Additionally, the Office of Federal Procurement Policy (OFPP) is preparing for a second open dialogue beginning this spring to get industry feedback on steps being taken to ease contractor reporting and improve commercial item acquisitions – issues raised by stakeholders in our last open dialogue. One important step is laid out in a notice issued by the General Services Administration (GSA) this week which announces a Federal Supply Schedules pricing pilot to test alternative and more effective ways to negotiate Schedule pricing without the burdens often cited by industry associated with current pricing practices. The dialogue will be announced in the Federal Register.

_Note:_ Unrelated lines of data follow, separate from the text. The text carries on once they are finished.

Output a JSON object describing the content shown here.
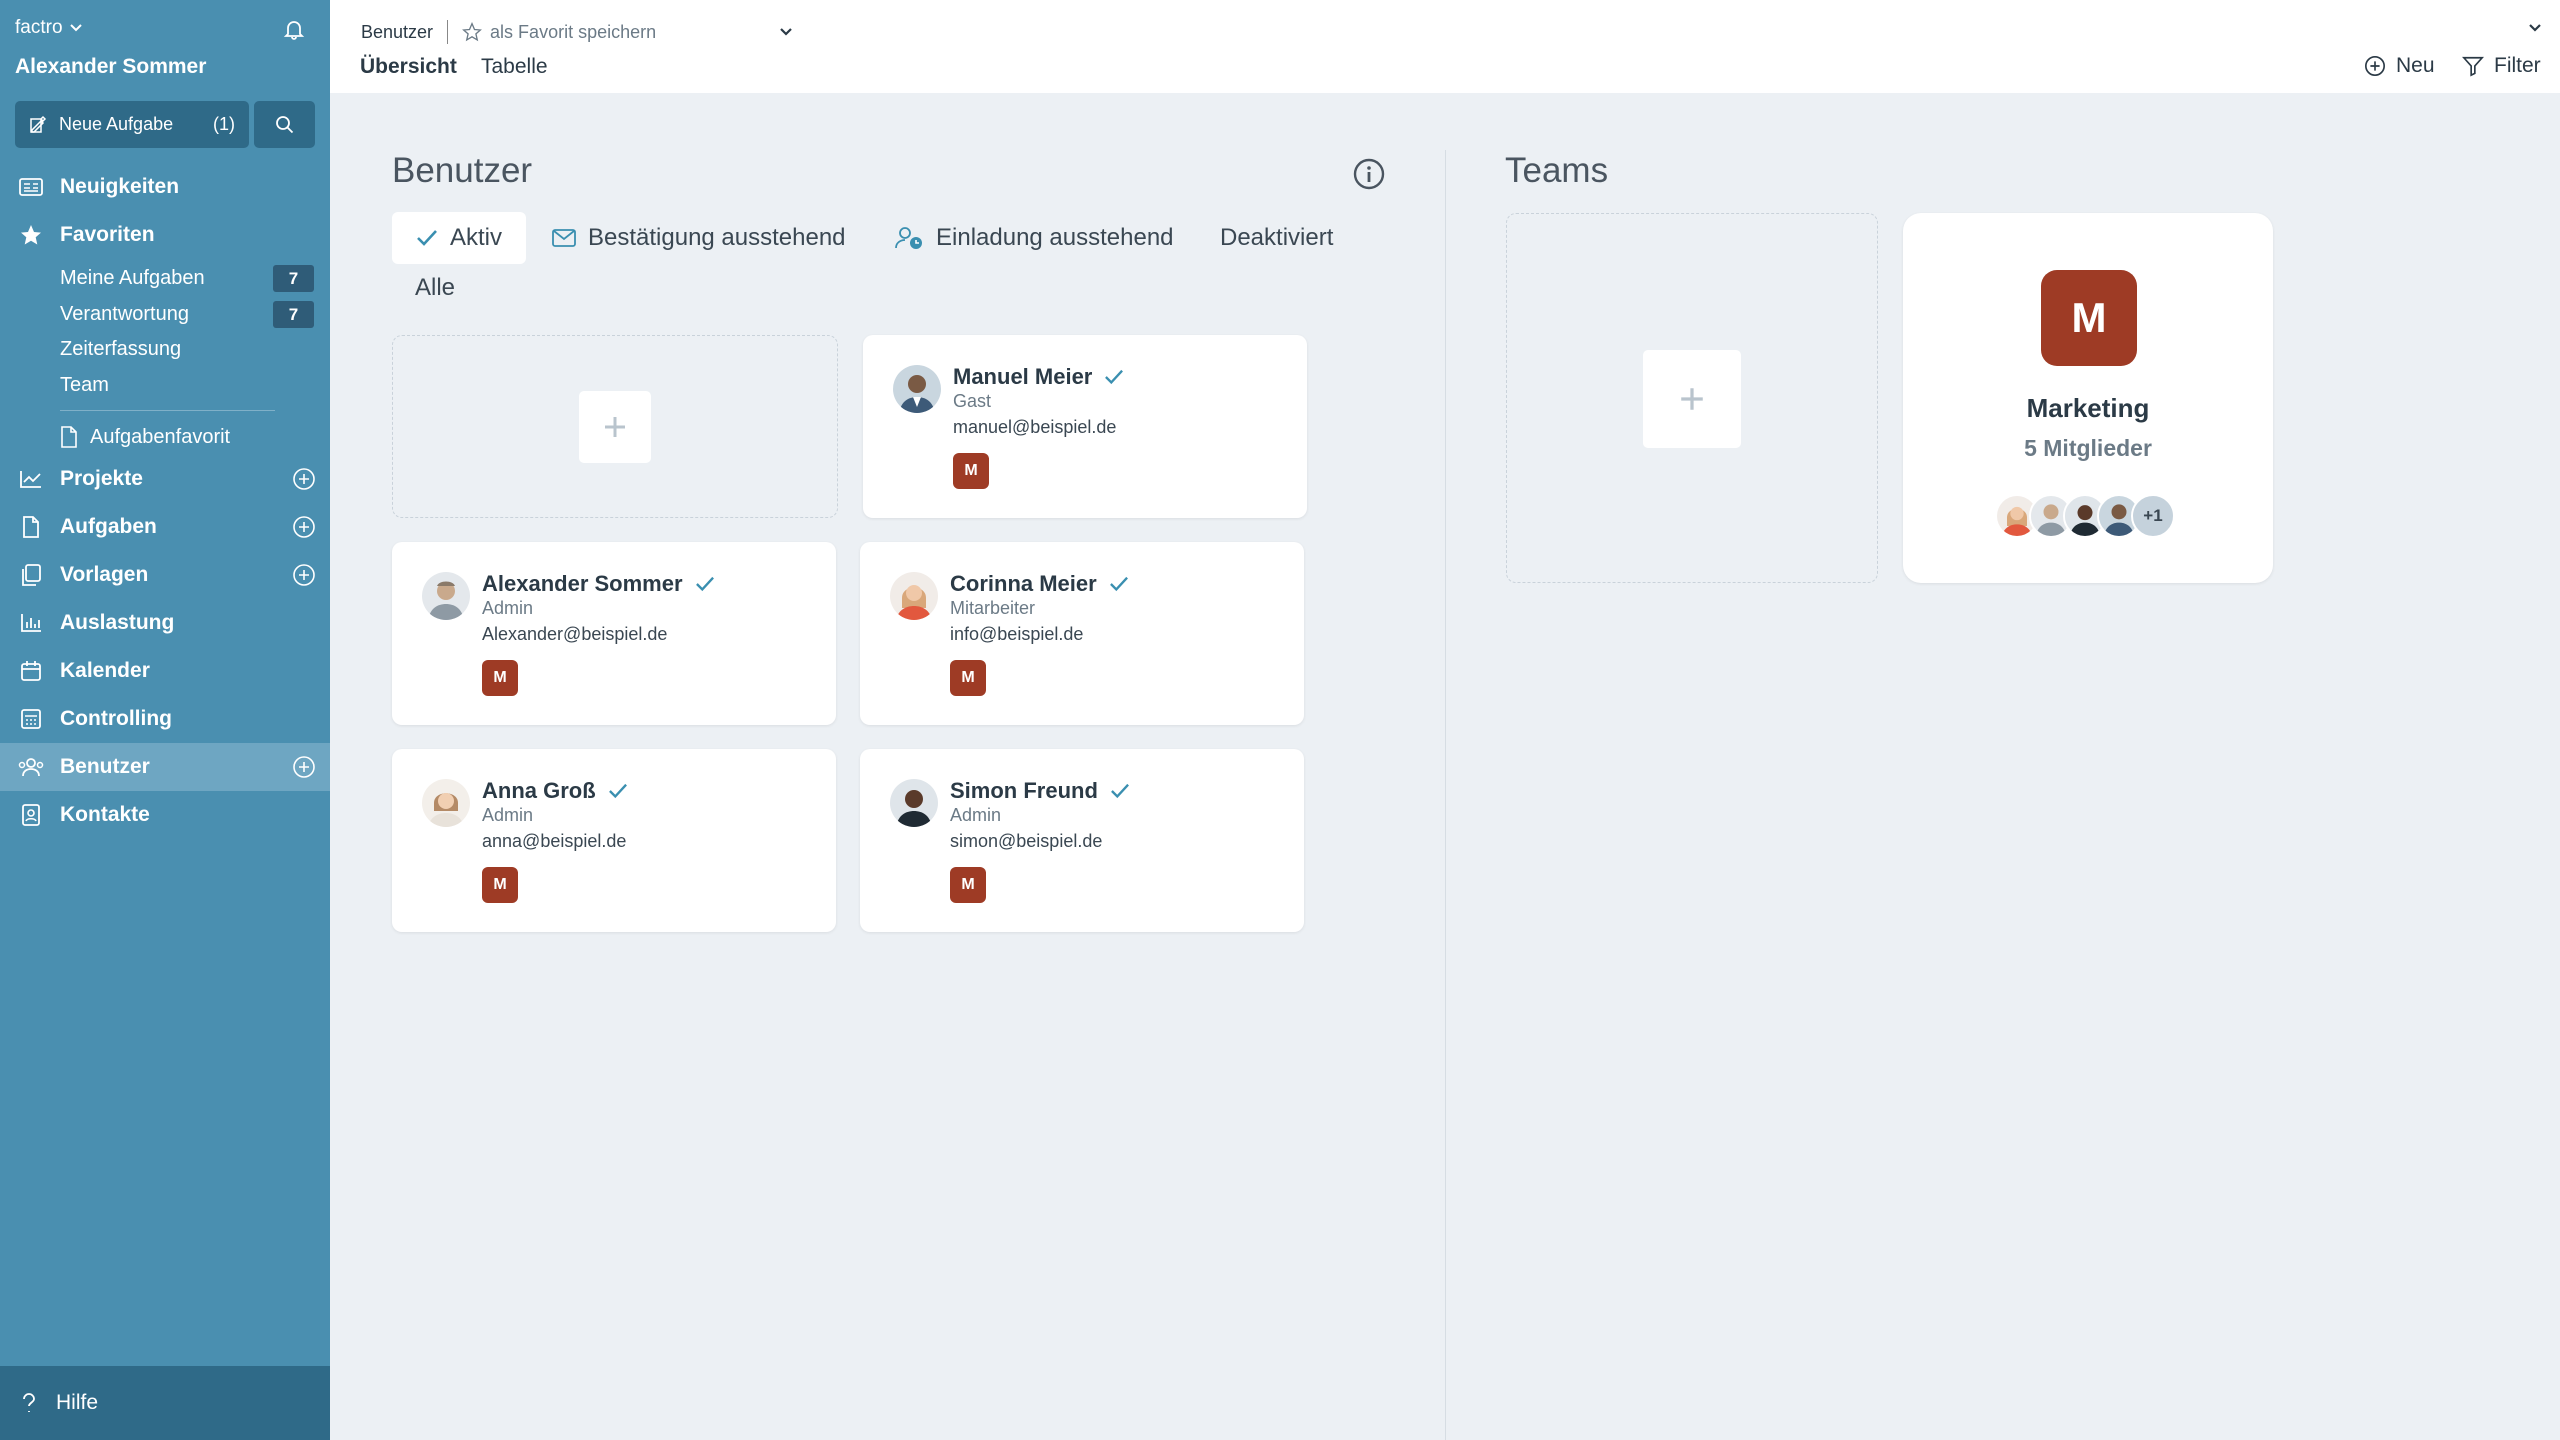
{
  "sidebar": {
    "brand": "factro",
    "user_name": "Alexander Sommer",
    "new_task": {
      "label": "Neue Aufgabe",
      "count": "(1)"
    },
    "nav": {
      "news": "Neuigkeiten",
      "favorites": "Favoriten",
      "projects": "Projekte",
      "tasks": "Aufgaben",
      "templates": "Vorlagen",
      "workload": "Auslastung",
      "calendar": "Kalender",
      "controlling": "Controlling",
      "users": "Benutzer",
      "contacts": "Kontakte"
    },
    "favorites_sub": [
      {
        "label": "Meine Aufgaben",
        "badge": "7"
      },
      {
        "label": "Verantwortung",
        "badge": "7"
      },
      {
        "label": "Zeiterfassung"
      },
      {
        "label": "Team"
      }
    ],
    "favorite_link": "Aufgabenfavorit",
    "help": "Hilfe"
  },
  "topbar": {
    "breadcrumb": "Benutzer",
    "save_favorite": "als Favorit speichern",
    "tabs": [
      "Übersicht",
      "Tabelle"
    ],
    "new_label": "Neu",
    "filter_label": "Filter"
  },
  "users_section": {
    "title": "Benutzer",
    "filters": {
      "active": "Aktiv",
      "pending_confirmation": "Bestätigung ausstehend",
      "pending_invitation": "Einladung ausstehend",
      "deactivated": "Deaktiviert",
      "all": "Alle"
    },
    "users": [
      {
        "name": "Manuel Meier",
        "role": "Gast",
        "email": "manuel@beispiel.de",
        "team": "M"
      },
      {
        "name": "Alexander Sommer",
        "role": "Admin",
        "email": "Alexander@beispiel.de",
        "team": "M"
      },
      {
        "name": "Corinna Meier",
        "role": "Mitarbeiter",
        "email": "info@beispiel.de",
        "team": "M"
      },
      {
        "name": "Anna Groß",
        "role": "Admin",
        "email": "anna@beispiel.de",
        "team": "M"
      },
      {
        "name": "Simon Freund",
        "role": "Admin",
        "email": "simon@beispiel.de",
        "team": "M"
      }
    ]
  },
  "teams_section": {
    "title": "Teams",
    "team": {
      "initial": "M",
      "name": "Marketing",
      "members": "5 Mitglieder",
      "more": "+1"
    }
  },
  "colors": {
    "sidebar": "#4a8fb0",
    "sidebar_dark": "#2f6a88",
    "team_badge": "#9e3b25",
    "check": "#3a8fb0"
  }
}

We encourage you to review and comment on the pilot and participate in our next dialogue.
To help streamline spending for common every day items, like office supplies and furniture, we are working to implement and institutionalize Category Management, a practice adopted from industry that breaks down federal spending into 10 common categories such as IT, travel, and construction and treats them as individual business units. Through this effort, category leads with expert knowledge will examine wasteful spending and duplicative practices that hamper the acquisition process and waste money.

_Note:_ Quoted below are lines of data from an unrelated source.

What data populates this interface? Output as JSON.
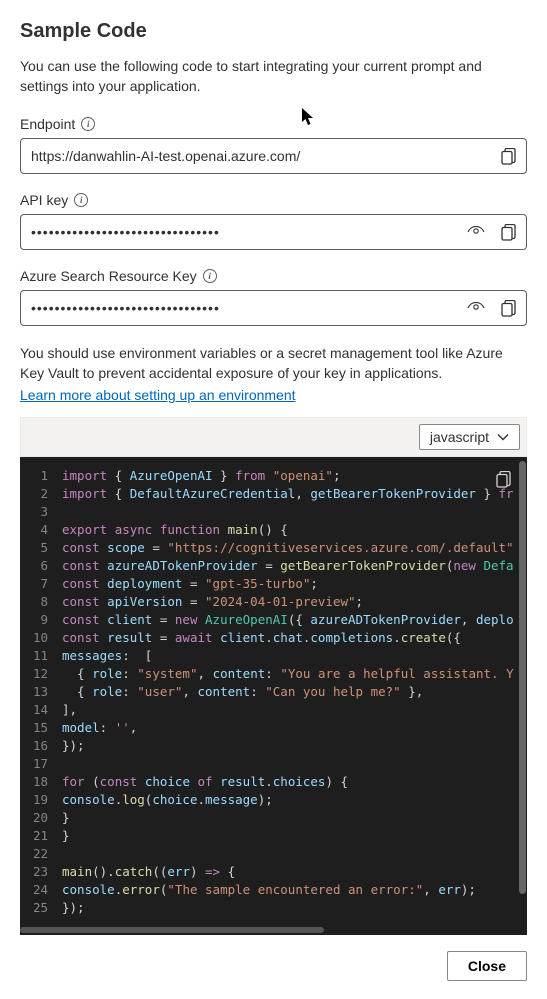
{
  "title": "Sample Code",
  "description": "You can use the following code to start integrating your current prompt and settings into your application.",
  "fields": {
    "endpoint": {
      "label": "Endpoint",
      "value": "https://danwahlin-AI-test.openai.azure.com/"
    },
    "api_key": {
      "label": "API key",
      "value": "••••••••••••••••••••••••••••••••"
    },
    "search_key": {
      "label": "Azure Search Resource Key",
      "value": "••••••••••••••••••••••••••••••••"
    }
  },
  "env_note": "You should use environment variables or a secret management tool like Azure Key Vault to prevent accidental exposure of your key in applications.",
  "env_link": "Learn more about setting up an environment",
  "language_selector": {
    "selected": "javascript"
  },
  "close_label": "Close",
  "code": {
    "lines": [
      {
        "n": 1,
        "t": [
          [
            "kw",
            "import"
          ],
          [
            "punc",
            " { "
          ],
          [
            "var",
            "AzureOpenAI"
          ],
          [
            "punc",
            " } "
          ],
          [
            "kw",
            "from"
          ],
          [
            "punc",
            " "
          ],
          [
            "str",
            "\"openai\""
          ],
          [
            "punc",
            ";"
          ]
        ]
      },
      {
        "n": 2,
        "t": [
          [
            "kw",
            "import"
          ],
          [
            "punc",
            " { "
          ],
          [
            "var",
            "DefaultAzureCredential"
          ],
          [
            "punc",
            ", "
          ],
          [
            "var",
            "getBearerTokenProvider"
          ],
          [
            "punc",
            " } "
          ],
          [
            "kw",
            "fr"
          ]
        ]
      },
      {
        "n": 3,
        "t": []
      },
      {
        "n": 4,
        "t": [
          [
            "kw",
            "export"
          ],
          [
            "punc",
            " "
          ],
          [
            "kw",
            "async"
          ],
          [
            "punc",
            " "
          ],
          [
            "kw",
            "function"
          ],
          [
            "punc",
            " "
          ],
          [
            "fn",
            "main"
          ],
          [
            "punc",
            "() {"
          ]
        ]
      },
      {
        "n": 5,
        "t": [
          [
            "kw",
            "const"
          ],
          [
            "punc",
            " "
          ],
          [
            "var",
            "scope"
          ],
          [
            "punc",
            " = "
          ],
          [
            "str",
            "\"https://cognitiveservices.azure.com/.default\""
          ]
        ]
      },
      {
        "n": 6,
        "t": [
          [
            "kw",
            "const"
          ],
          [
            "punc",
            " "
          ],
          [
            "var",
            "azureADTokenProvider"
          ],
          [
            "punc",
            " = "
          ],
          [
            "fn",
            "getBearerTokenProvider"
          ],
          [
            "punc",
            "("
          ],
          [
            "kw",
            "new"
          ],
          [
            "punc",
            " "
          ],
          [
            "type",
            "Defa"
          ]
        ]
      },
      {
        "n": 7,
        "t": [
          [
            "kw",
            "const"
          ],
          [
            "punc",
            " "
          ],
          [
            "var",
            "deployment"
          ],
          [
            "punc",
            " = "
          ],
          [
            "str",
            "\"gpt-35-turbo\""
          ],
          [
            "punc",
            ";"
          ]
        ]
      },
      {
        "n": 8,
        "t": [
          [
            "kw",
            "const"
          ],
          [
            "punc",
            " "
          ],
          [
            "var",
            "apiVersion"
          ],
          [
            "punc",
            " = "
          ],
          [
            "str",
            "\"2024-04-01-preview\""
          ],
          [
            "punc",
            ";"
          ]
        ]
      },
      {
        "n": 9,
        "t": [
          [
            "kw",
            "const"
          ],
          [
            "punc",
            " "
          ],
          [
            "var",
            "client"
          ],
          [
            "punc",
            " = "
          ],
          [
            "kw",
            "new"
          ],
          [
            "punc",
            " "
          ],
          [
            "type",
            "AzureOpenAI"
          ],
          [
            "punc",
            "({ "
          ],
          [
            "var",
            "azureADTokenProvider"
          ],
          [
            "punc",
            ", "
          ],
          [
            "var",
            "deplo"
          ]
        ]
      },
      {
        "n": 10,
        "t": [
          [
            "kw",
            "const"
          ],
          [
            "punc",
            " "
          ],
          [
            "var",
            "result"
          ],
          [
            "punc",
            " = "
          ],
          [
            "kw",
            "await"
          ],
          [
            "punc",
            " "
          ],
          [
            "var",
            "client"
          ],
          [
            "punc",
            "."
          ],
          [
            "var",
            "chat"
          ],
          [
            "punc",
            "."
          ],
          [
            "var",
            "completions"
          ],
          [
            "punc",
            "."
          ],
          [
            "fn",
            "create"
          ],
          [
            "punc",
            "({"
          ]
        ]
      },
      {
        "n": 11,
        "t": [
          [
            "prop",
            "messages"
          ],
          [
            "punc",
            ":  ["
          ]
        ]
      },
      {
        "n": 12,
        "t": [
          [
            "punc",
            "  { "
          ],
          [
            "prop",
            "role"
          ],
          [
            "punc",
            ": "
          ],
          [
            "str",
            "\"system\""
          ],
          [
            "punc",
            ", "
          ],
          [
            "prop",
            "content"
          ],
          [
            "punc",
            ": "
          ],
          [
            "str",
            "\"You are a helpful assistant. Y"
          ]
        ]
      },
      {
        "n": 13,
        "t": [
          [
            "punc",
            "  { "
          ],
          [
            "prop",
            "role"
          ],
          [
            "punc",
            ": "
          ],
          [
            "str",
            "\"user\""
          ],
          [
            "punc",
            ", "
          ],
          [
            "prop",
            "content"
          ],
          [
            "punc",
            ": "
          ],
          [
            "str",
            "\"Can you help me?\""
          ],
          [
            "punc",
            " },"
          ]
        ]
      },
      {
        "n": 14,
        "t": [
          [
            "punc",
            "],"
          ]
        ]
      },
      {
        "n": 15,
        "t": [
          [
            "prop",
            "model"
          ],
          [
            "punc",
            ": "
          ],
          [
            "str",
            "''"
          ],
          [
            "punc",
            ","
          ]
        ]
      },
      {
        "n": 16,
        "t": [
          [
            "punc",
            "});"
          ]
        ]
      },
      {
        "n": 17,
        "t": []
      },
      {
        "n": 18,
        "t": [
          [
            "kw",
            "for"
          ],
          [
            "punc",
            " ("
          ],
          [
            "kw",
            "const"
          ],
          [
            "punc",
            " "
          ],
          [
            "var",
            "choice"
          ],
          [
            "punc",
            " "
          ],
          [
            "kw",
            "of"
          ],
          [
            "punc",
            " "
          ],
          [
            "var",
            "result"
          ],
          [
            "punc",
            "."
          ],
          [
            "var",
            "choices"
          ],
          [
            "punc",
            ") {"
          ]
        ]
      },
      {
        "n": 19,
        "t": [
          [
            "var",
            "console"
          ],
          [
            "punc",
            "."
          ],
          [
            "fn",
            "log"
          ],
          [
            "punc",
            "("
          ],
          [
            "var",
            "choice"
          ],
          [
            "punc",
            "."
          ],
          [
            "var",
            "message"
          ],
          [
            "punc",
            ");"
          ]
        ]
      },
      {
        "n": 20,
        "t": [
          [
            "punc",
            "}"
          ]
        ]
      },
      {
        "n": 21,
        "t": [
          [
            "punc",
            "}"
          ]
        ]
      },
      {
        "n": 22,
        "t": []
      },
      {
        "n": 23,
        "t": [
          [
            "fn",
            "main"
          ],
          [
            "punc",
            "()."
          ],
          [
            "fn",
            "catch"
          ],
          [
            "punc",
            "(("
          ],
          [
            "var",
            "err"
          ],
          [
            "punc",
            ") "
          ],
          [
            "kw",
            "=>"
          ],
          [
            "punc",
            " {"
          ]
        ]
      },
      {
        "n": 24,
        "t": [
          [
            "var",
            "console"
          ],
          [
            "punc",
            "."
          ],
          [
            "fn",
            "error"
          ],
          [
            "punc",
            "("
          ],
          [
            "str",
            "\"The sample encountered an error:\""
          ],
          [
            "punc",
            ", "
          ],
          [
            "var",
            "err"
          ],
          [
            "punc",
            ");"
          ]
        ]
      },
      {
        "n": 25,
        "t": [
          [
            "punc",
            "});"
          ]
        ]
      }
    ]
  }
}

A key part of category management is creating greater transparency into federal contracting. In partnership with GSA, we have started to collect and share important contract and pricing information in a central location called the Acquisition Gateway. (Please check it out and help us “connect and collect.”) This site will make the acquisition workforce aware of existing contracting solutions and avoid creating duplicative contracts. It will also help drive down the vast price disparity that exists for identical items by shedding light on prices paid. This first version of the site covers key contract information for a range of commonly purchased goods and services, like office supplies, computers, and small package delivery. In accordance with our December 2014 memorandum, the Strategic Sourcing Leadership Council, now called the Category Management Leadership Council (CMLC), has prioritized the collection of IT contracts. In a few short months, the government acquisition workforce will have access to key contract information for all major IT commodity contracts across government, including bureau-wide, agency-wide, and government-wide contracts.

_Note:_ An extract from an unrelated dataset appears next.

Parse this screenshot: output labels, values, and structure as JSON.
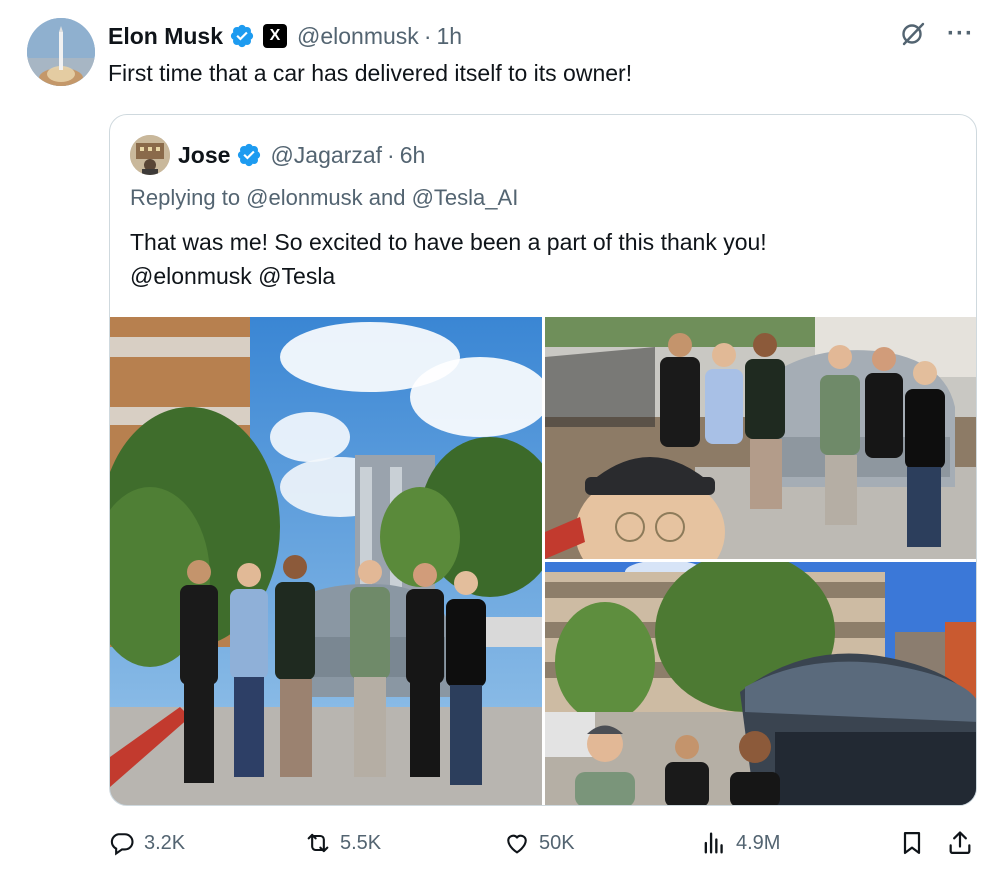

Additionally, to help launch the IT category, we will hire an IT Category Manager at OMB, who will work with me and our new Federal CIO, Tony Scott, to improve our buying and demand management practices for the more than $25 billion spent annually on IT commodities, such as hardware and software. GSA is hiring an IT vendor manager who will provide full-time focus on improving relationships with key types of vendors – especially those who have multiple contracts for similar goods and services with many agencies
Progress has been made in bringing greater innovation into the acquisition system. We will soon launch a “TechFAR Hub” on the Acquisition Gateway as a follow-on to the TechFAR handbook which helps agencies utilize regulatory flexibilities to produce better results for IT acquisitions. The Hub will allow agencies to accelerate information exchange on the use of agile software development and other techniques used by industry. To ensure these practices take hold, we have drafted an initial plan for training and deploying a cadre of certified digital IT acquisition professionals to agencies to assist in this area. We will encourage agencies to stand up “Buyers Clubs,” as HHS did last summer, to test, document, and scale new ideas. We are emphasizing strategies that are designed to produce quality results in a budget-constrained environment, such as those in the Digital Services Playbook. We are working with initiative-taking agencies to explore other cost-savings ideas, such as no-cost contracting (where certain public services performed by a contractor are paid for by user fees). Finally, as described in the President’s Budget, we are seeking Congressional support for legislative proposals that can help us acquire innovative solutions from both existing federal contractors and new contractors. One proposal, aimed at existing contractors who sell inexpensive services, would raise the simplified acquisition threshold from $150,000 to $500,000.
We’re sprinting, trying new approaches, gathering experiences and moving ahead to make your government work better. I look forward to working with all of you on the exciting initiatives underway to strengthen the acquisition process.
Anne Rung is the Administrator of the Office of Federal Procurement Policy at the Office of Management and Budget.